- Garfield Township, Minnesota Location within the state of Minnesota Garfield Township, Minnesota Garfield Township, Minnesota (the United States)
- Coordinates: 44°56′42″N 96°17′54″W﻿ / ﻿44.94500°N 96.29833°W
- Country: United States
- State: Minnesota
- County: Lac qui Parle

Area
- • Total: 37.2 sq mi (96.4 km^{2})
- • Land: 37.2 sq mi (96.3 km^{2})
- • Water: 0.039 sq mi (0.1 km^{2})
- Elevation: 1,089 ft (332 m)

Population (2000)
- • Total: 187
- • Density: 4.9/sq mi (1.9/km^{2})
- Time zone: UTC-6 (Central (CST))
- • Summer (DST): UTC-5 (CDT)
- FIPS code: 27-23138
- GNIS feature ID: 0664245

= Garfield Township, Lac qui Parle County, Minnesota =

Garfield Township is a township in Lac qui Parle County, Minnesota, United States. The population was 187 at the 2000 census.

Garfield Township was organized in 1881, and named for James A. Garfield (1831–1881), the 20th President of the United States.

==Geography==
According to the United States Census Bureau, the township has a total area of 37.2 sqmi, of which 37.2 sqmi is land and 0.04 sqmi (0.11%) is water.

==Demographics==
As of the census of 2000, there were 187 people, 65 households, and 52 families residing in the township. The population density was 5.0 PD/sqmi. There were 73 housing units at an average density of 2.0 /sqmi. The racial makeup of the township was 100.00% White.

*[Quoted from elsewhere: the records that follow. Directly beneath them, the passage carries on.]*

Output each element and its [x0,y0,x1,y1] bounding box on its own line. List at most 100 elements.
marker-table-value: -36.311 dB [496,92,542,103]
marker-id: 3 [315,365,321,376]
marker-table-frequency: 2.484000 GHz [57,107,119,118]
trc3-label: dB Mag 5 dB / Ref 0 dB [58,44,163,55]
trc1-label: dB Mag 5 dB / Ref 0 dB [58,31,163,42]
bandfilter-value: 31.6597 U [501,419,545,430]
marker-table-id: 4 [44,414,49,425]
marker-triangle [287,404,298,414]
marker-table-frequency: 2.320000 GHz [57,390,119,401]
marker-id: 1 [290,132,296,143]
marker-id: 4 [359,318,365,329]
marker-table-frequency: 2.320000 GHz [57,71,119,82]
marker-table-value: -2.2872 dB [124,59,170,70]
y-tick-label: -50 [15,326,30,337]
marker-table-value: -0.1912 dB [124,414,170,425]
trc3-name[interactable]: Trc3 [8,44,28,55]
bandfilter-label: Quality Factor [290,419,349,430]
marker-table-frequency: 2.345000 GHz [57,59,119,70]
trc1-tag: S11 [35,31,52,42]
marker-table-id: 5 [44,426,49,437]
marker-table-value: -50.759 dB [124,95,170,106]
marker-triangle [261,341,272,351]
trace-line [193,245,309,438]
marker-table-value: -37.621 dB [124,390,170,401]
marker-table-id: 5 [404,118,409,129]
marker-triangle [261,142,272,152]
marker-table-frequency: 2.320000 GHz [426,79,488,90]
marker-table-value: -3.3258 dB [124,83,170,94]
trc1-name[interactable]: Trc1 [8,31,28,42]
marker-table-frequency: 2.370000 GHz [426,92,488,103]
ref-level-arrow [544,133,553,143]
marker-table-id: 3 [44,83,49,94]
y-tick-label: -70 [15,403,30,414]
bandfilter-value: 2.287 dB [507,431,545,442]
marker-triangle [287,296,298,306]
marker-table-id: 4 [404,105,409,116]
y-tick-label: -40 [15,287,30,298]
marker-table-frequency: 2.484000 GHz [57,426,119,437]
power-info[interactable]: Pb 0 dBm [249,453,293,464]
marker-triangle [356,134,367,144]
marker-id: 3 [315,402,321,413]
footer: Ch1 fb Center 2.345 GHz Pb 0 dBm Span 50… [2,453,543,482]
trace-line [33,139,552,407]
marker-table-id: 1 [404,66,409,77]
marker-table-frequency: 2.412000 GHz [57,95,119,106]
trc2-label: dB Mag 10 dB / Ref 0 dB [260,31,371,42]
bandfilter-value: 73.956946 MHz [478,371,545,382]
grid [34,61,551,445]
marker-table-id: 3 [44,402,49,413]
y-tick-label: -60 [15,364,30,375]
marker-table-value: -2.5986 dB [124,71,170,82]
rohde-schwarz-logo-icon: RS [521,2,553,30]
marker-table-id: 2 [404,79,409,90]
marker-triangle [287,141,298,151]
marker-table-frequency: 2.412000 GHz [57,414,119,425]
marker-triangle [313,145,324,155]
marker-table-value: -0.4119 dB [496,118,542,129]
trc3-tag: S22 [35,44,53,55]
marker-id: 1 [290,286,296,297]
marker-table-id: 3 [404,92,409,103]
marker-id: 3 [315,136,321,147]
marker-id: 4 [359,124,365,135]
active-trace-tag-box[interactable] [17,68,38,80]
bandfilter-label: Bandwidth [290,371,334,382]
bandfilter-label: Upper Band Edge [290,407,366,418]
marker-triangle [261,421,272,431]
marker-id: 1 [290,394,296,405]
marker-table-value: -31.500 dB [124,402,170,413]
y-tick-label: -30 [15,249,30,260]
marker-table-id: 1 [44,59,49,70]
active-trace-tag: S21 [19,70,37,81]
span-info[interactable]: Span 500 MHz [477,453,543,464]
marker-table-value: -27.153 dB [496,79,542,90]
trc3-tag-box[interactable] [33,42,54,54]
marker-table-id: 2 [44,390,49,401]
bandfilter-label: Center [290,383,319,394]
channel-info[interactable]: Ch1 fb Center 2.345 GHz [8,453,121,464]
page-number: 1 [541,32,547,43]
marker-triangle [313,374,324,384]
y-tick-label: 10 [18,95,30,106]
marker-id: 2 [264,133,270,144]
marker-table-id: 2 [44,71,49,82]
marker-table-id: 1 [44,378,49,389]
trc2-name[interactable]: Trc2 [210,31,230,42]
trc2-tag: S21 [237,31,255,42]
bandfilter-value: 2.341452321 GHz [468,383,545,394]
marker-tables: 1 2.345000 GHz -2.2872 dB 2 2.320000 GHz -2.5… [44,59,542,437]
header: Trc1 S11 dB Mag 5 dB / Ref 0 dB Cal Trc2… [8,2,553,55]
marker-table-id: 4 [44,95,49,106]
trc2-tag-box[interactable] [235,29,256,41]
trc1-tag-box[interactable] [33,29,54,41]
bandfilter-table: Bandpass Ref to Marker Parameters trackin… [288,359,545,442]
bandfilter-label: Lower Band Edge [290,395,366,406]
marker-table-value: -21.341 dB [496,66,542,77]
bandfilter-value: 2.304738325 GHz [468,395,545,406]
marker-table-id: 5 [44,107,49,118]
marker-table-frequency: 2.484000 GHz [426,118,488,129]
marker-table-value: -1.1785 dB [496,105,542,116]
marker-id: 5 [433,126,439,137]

There were 65 households, out of which 35.4% had children under the age of 18 living with them, 76.9% were married couples living together, and 18.5% were non-families. 16.9% of all households were made up of individuals, and 7.7% had someone living alone who was 65 years of age or older. The average household size was 2.88 and the average family size was 3.23.

In the township the population was spread out, with 33.7% under the age of 18, 4.3% from 18 to 24, 26.2% from 25 to 44, 20.3% from 45 to 64, and 15.5% who were 65 years of age or older. The median age was 35 years. For every 100 females, there were 114.9 males. For every 100 females age 18 and over, there were 113.8 males.

The median income for a household in the township was $40,625, and the median income for a family was $45,625. Males had a median income of $26,875 versus $20,417 for females. The per capita income for the township was $25,220. About 4.1% of families and 5.4% of the population were below the poverty line, including 9.0% of those under the age of eighteen and none of those 65 or over.